History is written by the victors and but between 1939-45 thanks to fluctuating fortunes France saw its recent history being rewritten, again and again, as she experienced, in turn, Conquest, Occupation, Collaboration, Resistance, Liberation and bloody Aftermath, involving a hostile and savage Reckoning. It is impossible to approach any story set in WW2 without knowing the outcome but Sebastian Faulks succeeds in setting his tense and absorbing story against a backdrop of a dejected and defeated France, thrown into confusion and uncertainty, and into this demoralised and divided country he drops a somewhat timorous Charlotte Gray, his SOE agent who will prove to be brave and resourceful.
Recently recruited into the secret services, by a completely random meeting, and after the briefest rudimentary training, Charlotte Gray, one moonlit night parachutes into Occupied France, and must immediately look to her own devices, calling upon her innate powers of self preservation when faced by danger at every corner and must negotiate unexpected hazards whilst seeking willing assistance when doubt, and betrayal are all around her ; the unforeseen and unexpected confound the civilian population, torn between resistance and submission, hostility and collaboration, and forcing them to re-evaluate their prospects, and reposition their immediate loyalties, as circumstances rapidly changed week by week during the conflict.
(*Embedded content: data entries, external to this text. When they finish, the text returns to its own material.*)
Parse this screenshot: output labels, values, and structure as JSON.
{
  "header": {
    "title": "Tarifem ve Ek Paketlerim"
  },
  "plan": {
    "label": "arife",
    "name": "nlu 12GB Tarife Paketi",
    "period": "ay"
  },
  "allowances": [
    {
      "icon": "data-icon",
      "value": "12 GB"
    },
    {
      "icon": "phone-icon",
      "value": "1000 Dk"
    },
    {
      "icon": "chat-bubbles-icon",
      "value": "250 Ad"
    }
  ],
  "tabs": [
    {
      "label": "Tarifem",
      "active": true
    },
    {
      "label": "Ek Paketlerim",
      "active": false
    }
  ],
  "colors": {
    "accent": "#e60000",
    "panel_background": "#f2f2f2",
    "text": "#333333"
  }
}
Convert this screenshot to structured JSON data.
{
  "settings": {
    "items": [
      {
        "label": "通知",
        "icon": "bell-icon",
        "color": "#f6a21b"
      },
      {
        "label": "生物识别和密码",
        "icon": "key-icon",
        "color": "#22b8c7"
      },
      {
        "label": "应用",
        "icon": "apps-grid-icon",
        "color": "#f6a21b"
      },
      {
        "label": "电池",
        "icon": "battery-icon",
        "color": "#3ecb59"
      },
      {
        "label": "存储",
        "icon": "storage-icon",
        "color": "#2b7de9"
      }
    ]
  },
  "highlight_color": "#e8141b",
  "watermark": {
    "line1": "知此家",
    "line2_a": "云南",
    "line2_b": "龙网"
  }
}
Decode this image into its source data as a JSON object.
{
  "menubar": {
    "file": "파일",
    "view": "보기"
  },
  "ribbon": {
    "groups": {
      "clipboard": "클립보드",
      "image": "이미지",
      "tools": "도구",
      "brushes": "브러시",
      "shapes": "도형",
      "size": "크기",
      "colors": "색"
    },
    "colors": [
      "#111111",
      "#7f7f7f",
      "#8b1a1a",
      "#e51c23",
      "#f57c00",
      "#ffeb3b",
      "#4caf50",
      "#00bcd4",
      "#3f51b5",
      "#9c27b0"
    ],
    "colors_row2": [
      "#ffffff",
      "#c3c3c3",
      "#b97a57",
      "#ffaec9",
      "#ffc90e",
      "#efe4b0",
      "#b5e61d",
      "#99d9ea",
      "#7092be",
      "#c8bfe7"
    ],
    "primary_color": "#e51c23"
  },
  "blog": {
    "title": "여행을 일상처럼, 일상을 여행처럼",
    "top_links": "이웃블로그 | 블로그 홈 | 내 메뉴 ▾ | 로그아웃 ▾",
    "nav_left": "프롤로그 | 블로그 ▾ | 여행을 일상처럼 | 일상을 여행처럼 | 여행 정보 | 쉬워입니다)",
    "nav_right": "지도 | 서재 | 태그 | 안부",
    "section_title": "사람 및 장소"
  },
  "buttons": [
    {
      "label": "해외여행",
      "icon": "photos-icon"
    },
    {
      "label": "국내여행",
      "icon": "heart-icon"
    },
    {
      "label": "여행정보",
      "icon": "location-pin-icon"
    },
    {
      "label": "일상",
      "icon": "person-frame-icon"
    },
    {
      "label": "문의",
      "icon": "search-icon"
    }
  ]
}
I read the book for a second time, twenty years after completing my first reading, when, like many of the GR readership I was a little disappointed, having enjoyed both ‘Girl at Lion ‘d’Or’ and ‘Birdsong’ so much. But this time I have read the novel differently, and understood Faulks preoccupation with the chaotic alliances and shifting allegiances of the French people. The idea that the French people were united in resistance after the French forces were overrun in May 1940, is simplistic and misinformed. Vast areas of France willingly embraced fascism rather than suffer the growing threat of Communism, and they saw the Occupation as a chance for France, under its Vichy Government, to preserve what was quintessentially ‘French’ and so many French people came to identify emotionally with the Germans, even if they went to great pains to change the record in the aftermath.
This unpredictability of people made life for all SOE agents, and downed RAF aircrews incredibly difficult, as they struggled to identify friend or foe in the shifting sands of a France where individuals were caught up in events simulating responses, ranging from heroic and defiant, to subservient and accepting. Everyone saw the conflict differently, and loyalties changed, as staying alive became the priority, making for impermanent alliances and fragile friendships. Partisans might be to a smaller or greater degree Free French, Fascists, Gaullists or Communists, or a little of each, as they saw the situation changing, almost on a daily basis.
The wide sweeping and visceral narrative, with a cast of vivid characters, pulls no punches and leaves the reader with dark deeds indelibly etched, but with redemption a possibility. Raw and base emotions are laid bare, and intimacies shared, as each character is challenged by desperate situations not of their choosing. The author creates in Lysander pilot, Peter Gregory a rather under stated airman, shy and retiring, withdrawn to the point of anonymity, so unlike the dashing young cavalier aircrews of Fighter Command, known so well through their exploits in the Battle of Britain. He is surprised by his own delayed response to the affections of the inexperienced young Scottish girl, whose affections trouble him by breaking through his reserve and detachment, but whose love provides him with the will to survive.
No one does ‘time and place’ better than Sebastian Faulks and, once again, his characterisation through this wartime conflict is spot on. But I notice some readers find the naivety of Charlotte Gray rather insipid and annoying, and some plot lines implausible. Not me. Such criticism overlooks the complexity of the central character and the ‘baggage’ she is carrying, traumatised by some disturbing event she suffered as a young teen - “betrayal and violation” by her father - and so she is emotionally repressed and, sexually inexperienced and confused. She finds meaning in the company of strangers, and Faulks sees her as an innocent in an evil world. Seldom alarmed but constantly on her guard she leads something of a charmed life, even persuading a respectable but slightly drunk German Officer to leave her room when he pursued her from the dining room of a provincial hotel. In fact her survival looks improbable from the moment the suited clubbable gentlemen (returning from some Golf on the Scottish links maybe ?) identify her on the train south from Edinburgh, as a possible recruit to their clandestine world.
Successful penetration and integration within any community in rural France would have been very difficult, at any time during the conflict, and into this tense and impermanent world Charlotte Gray treads a difficult path, knowing one mistake will lead to her undoing and she will face the firing squad. The immediacy of danger and the urgency of preserving life take her on a journey of self discovery, “It made her laugh inside. I’m just a romantic girl who’s come to find her lost lover, she thought, but they look at me as though I were a woman of fierce conviction, a person of unshakeable dedication in the fight for freedom.”
She realises in a world of simulation that one’s true identity is hidden from view but maybe “to some extent you are what other people think you are.”